Dodd, Lewis, and Tippens ask whether our children really take a U-turn in conversion, or are they instead coming to a signpost along a maturing faith path? Is conversion language of Scripture lost on our children? How can children developing faith in a Christian community identify with moving from darkness to light and condemned to justified? Adolescents, say the authors, “convert in a manner that is more appropriately ‘Jewish’ than ‘pagan.’ Most choose to be baptized after having been believers for years. Thus, the changes in belief and behavior are incremental, not radical.” They do not view baptism as a dramatic darkness to light experience because most were raised in a faith community. More than half of the adolescents surveyed, however, did say that baptism changed their lives by helping them display the fruit of the Spirit. So they view their baptism seriously but do not typically view their conversion experience in the same “dramatic terms our theological tradition holds up as normative.” The report points to a gap between the “theology of dramatic baptismal change, and the fact of change that is comparatively subdued, incremental, and colorless.”

The language of Apostle Paul is applicable to the situation. Paul reflects on baptism as an event in the past that is continually significant. This reflection is vital to teens’ and adults’ understanding of their baptism. It becomes more and more important in hindsight. At the same time, the authors make it clear that nothing in their research would suggest that those baptized at age twelve are less likely to remain faithful than those baptized later. Those baptized in their late teens do show a more immediate response to the meaning of baptism. Among unbaptized sixteen-year-olds, however, only eight percent viewed God as important in their lives.

Maturing participants
We must, therefore, prayerfully plan spiritual and faith formation in our children. When children can think independently, have a primary understanding of God’s redemptive story and have faith in Christ, what prevents them from going down in the river to pray?

Faith in our God will bring our children to baptism when the time is right. The process of discipleship does not begin and end with a string of questions administered on a church pew the day of a child’s baptism. While this call to count the cost is important, the church’s role is deeper than simply discerning what a child knows before baptism. Our role is to nurture faith, to call our children to discipleship.

My children are twelve, nine, and six. If I baptized any of them today, I would not be baptizing them because I believed they were lost the day I baptized them but more because baptism is a sign of the faith in Christ who they have loved and served from the day they could first sing “Jesus Loves Me.” I do, however, point out that their behavior toward me, their mother, siblings, friends is sinful when hate, lies, and cruelty–to name a few–are in their hearts. I’m not suggesting that my children are without sin. Instead, if they are ones called by God and willingly enter baptism at an age of discipleability, they are passing a signpost on the road to God that they’ve been on many years.

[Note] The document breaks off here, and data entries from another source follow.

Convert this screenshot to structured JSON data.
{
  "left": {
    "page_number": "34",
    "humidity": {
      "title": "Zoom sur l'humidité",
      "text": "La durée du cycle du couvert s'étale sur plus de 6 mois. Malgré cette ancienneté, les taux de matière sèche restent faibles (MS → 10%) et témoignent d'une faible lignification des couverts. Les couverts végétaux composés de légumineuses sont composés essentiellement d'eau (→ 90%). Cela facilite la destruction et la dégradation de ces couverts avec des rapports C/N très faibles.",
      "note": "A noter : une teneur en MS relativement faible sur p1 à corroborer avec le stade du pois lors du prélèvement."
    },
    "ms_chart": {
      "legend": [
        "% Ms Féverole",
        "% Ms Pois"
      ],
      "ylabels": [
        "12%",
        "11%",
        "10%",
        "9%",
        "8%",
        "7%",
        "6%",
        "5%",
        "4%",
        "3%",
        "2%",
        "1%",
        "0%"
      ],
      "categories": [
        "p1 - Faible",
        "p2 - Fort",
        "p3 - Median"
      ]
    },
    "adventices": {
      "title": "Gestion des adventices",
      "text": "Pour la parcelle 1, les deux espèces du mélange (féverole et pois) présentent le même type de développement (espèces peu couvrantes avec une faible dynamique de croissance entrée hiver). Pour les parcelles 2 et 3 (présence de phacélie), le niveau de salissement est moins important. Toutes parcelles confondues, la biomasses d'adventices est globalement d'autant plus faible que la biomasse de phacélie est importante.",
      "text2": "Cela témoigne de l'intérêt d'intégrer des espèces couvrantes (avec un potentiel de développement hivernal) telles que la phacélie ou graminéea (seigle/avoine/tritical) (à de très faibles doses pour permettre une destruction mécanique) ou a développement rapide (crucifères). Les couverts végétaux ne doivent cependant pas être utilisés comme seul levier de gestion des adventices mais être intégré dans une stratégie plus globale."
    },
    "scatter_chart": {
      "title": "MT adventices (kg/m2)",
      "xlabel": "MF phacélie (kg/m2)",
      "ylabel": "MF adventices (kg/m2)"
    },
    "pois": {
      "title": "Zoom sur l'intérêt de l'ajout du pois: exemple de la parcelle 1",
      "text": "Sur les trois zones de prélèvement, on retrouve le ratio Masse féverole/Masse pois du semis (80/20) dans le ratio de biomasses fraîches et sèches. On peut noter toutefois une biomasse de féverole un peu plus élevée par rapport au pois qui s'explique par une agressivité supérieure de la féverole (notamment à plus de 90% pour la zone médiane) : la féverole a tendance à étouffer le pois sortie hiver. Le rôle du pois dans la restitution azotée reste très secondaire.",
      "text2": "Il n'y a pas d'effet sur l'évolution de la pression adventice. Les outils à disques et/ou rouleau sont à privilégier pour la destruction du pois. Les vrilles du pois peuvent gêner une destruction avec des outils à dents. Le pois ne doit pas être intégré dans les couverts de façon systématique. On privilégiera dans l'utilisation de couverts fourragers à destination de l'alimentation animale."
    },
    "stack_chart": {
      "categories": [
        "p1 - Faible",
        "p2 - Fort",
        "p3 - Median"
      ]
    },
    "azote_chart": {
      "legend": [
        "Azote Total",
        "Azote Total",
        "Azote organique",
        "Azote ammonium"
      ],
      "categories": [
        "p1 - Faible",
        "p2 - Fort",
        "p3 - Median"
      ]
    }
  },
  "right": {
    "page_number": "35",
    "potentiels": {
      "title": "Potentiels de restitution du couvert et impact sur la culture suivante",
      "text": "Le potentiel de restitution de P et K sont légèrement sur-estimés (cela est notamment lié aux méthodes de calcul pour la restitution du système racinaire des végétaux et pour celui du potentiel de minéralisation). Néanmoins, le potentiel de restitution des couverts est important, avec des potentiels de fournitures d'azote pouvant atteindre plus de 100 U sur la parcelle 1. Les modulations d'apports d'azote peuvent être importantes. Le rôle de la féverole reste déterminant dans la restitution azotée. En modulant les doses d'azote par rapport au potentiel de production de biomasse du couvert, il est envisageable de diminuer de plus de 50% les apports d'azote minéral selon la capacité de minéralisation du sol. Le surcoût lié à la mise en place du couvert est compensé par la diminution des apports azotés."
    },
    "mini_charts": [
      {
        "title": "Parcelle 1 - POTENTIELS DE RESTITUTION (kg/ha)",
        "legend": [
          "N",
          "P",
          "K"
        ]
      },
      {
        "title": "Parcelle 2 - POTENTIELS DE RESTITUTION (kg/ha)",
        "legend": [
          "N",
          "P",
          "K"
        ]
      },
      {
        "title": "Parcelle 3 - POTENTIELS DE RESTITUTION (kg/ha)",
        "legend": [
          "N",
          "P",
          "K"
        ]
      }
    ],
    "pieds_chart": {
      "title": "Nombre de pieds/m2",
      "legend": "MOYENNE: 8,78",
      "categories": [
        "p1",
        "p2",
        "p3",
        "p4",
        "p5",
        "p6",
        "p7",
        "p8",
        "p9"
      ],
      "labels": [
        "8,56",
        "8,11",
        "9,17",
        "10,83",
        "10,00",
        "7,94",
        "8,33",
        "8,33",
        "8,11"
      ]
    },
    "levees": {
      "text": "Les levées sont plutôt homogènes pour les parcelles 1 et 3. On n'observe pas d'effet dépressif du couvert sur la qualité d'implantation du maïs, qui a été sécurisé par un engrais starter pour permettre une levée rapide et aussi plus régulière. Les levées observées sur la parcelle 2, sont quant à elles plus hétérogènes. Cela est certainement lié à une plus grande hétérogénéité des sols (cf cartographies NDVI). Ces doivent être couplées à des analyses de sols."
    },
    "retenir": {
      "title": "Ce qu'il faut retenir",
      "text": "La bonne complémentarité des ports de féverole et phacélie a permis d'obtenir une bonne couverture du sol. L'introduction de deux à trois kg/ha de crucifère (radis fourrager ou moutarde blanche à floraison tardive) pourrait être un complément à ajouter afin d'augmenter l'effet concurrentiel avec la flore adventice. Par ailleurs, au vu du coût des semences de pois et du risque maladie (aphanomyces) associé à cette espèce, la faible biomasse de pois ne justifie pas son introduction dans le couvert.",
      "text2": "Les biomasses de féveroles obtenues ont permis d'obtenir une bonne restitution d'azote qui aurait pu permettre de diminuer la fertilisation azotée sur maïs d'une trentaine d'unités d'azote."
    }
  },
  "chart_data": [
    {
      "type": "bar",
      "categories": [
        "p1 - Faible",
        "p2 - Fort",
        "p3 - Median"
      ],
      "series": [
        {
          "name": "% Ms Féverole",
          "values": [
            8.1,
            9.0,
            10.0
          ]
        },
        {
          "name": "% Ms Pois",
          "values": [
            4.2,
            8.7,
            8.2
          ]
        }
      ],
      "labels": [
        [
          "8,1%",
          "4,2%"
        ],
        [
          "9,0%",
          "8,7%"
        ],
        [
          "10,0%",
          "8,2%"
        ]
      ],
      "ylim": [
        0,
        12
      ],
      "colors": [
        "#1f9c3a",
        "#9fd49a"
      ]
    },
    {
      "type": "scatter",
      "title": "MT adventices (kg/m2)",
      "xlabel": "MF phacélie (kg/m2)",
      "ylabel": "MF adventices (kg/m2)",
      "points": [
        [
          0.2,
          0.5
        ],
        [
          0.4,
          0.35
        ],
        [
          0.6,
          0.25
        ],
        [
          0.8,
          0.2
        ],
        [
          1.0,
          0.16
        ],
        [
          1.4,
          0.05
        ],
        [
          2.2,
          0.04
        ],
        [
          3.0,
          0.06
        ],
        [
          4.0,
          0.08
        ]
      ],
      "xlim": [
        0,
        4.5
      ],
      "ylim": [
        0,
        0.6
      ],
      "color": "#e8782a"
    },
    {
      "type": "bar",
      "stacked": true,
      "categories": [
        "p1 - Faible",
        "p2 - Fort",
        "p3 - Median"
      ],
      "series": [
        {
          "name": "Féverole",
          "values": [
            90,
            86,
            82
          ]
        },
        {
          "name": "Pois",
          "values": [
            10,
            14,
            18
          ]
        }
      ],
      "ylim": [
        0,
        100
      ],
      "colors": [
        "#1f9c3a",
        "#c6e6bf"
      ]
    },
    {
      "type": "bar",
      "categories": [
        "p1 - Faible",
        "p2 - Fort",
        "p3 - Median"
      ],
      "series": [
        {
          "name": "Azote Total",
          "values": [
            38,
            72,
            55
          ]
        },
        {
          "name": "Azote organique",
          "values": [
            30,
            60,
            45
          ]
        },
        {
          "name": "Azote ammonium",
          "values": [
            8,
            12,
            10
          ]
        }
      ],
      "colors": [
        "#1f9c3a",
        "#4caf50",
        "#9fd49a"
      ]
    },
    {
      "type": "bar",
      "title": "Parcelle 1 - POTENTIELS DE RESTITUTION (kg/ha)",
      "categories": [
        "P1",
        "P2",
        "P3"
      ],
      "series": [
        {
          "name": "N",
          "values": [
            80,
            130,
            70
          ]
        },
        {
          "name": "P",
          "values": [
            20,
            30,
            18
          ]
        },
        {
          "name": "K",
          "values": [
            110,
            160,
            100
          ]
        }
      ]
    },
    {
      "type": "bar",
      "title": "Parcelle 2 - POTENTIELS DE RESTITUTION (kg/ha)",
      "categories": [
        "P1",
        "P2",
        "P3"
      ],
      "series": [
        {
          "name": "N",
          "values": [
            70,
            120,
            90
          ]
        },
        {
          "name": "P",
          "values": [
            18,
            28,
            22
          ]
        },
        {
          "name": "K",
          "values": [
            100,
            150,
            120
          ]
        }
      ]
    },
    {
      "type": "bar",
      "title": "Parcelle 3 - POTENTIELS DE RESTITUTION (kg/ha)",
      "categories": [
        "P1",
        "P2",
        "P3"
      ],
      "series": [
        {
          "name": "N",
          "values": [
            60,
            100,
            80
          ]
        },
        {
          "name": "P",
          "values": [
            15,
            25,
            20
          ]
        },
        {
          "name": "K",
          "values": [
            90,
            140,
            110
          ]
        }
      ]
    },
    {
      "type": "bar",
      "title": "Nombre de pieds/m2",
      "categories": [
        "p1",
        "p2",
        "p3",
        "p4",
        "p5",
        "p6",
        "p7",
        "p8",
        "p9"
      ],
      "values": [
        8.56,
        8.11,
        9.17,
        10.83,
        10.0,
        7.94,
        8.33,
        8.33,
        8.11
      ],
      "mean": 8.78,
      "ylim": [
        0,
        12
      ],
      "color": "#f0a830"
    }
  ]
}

So when we baptize our twelve-year-old believers, we do not baptize them believing that they would have been lost the day before because they were unbaptized. For instance, my friend John Mark Hicks baptized his daughter, Rachel, at the age of eleven. If for some reason she had died the night before, John Mark says, “I would have ‘preached’ her into heaven as though I had baptized her the day before. She did not move from lost to saved as much as she owned her own faith and matured in her relationship with the faith community. When we baptize our children, we are initiating them into the full narrative of their faith and conversion over a long period of time.”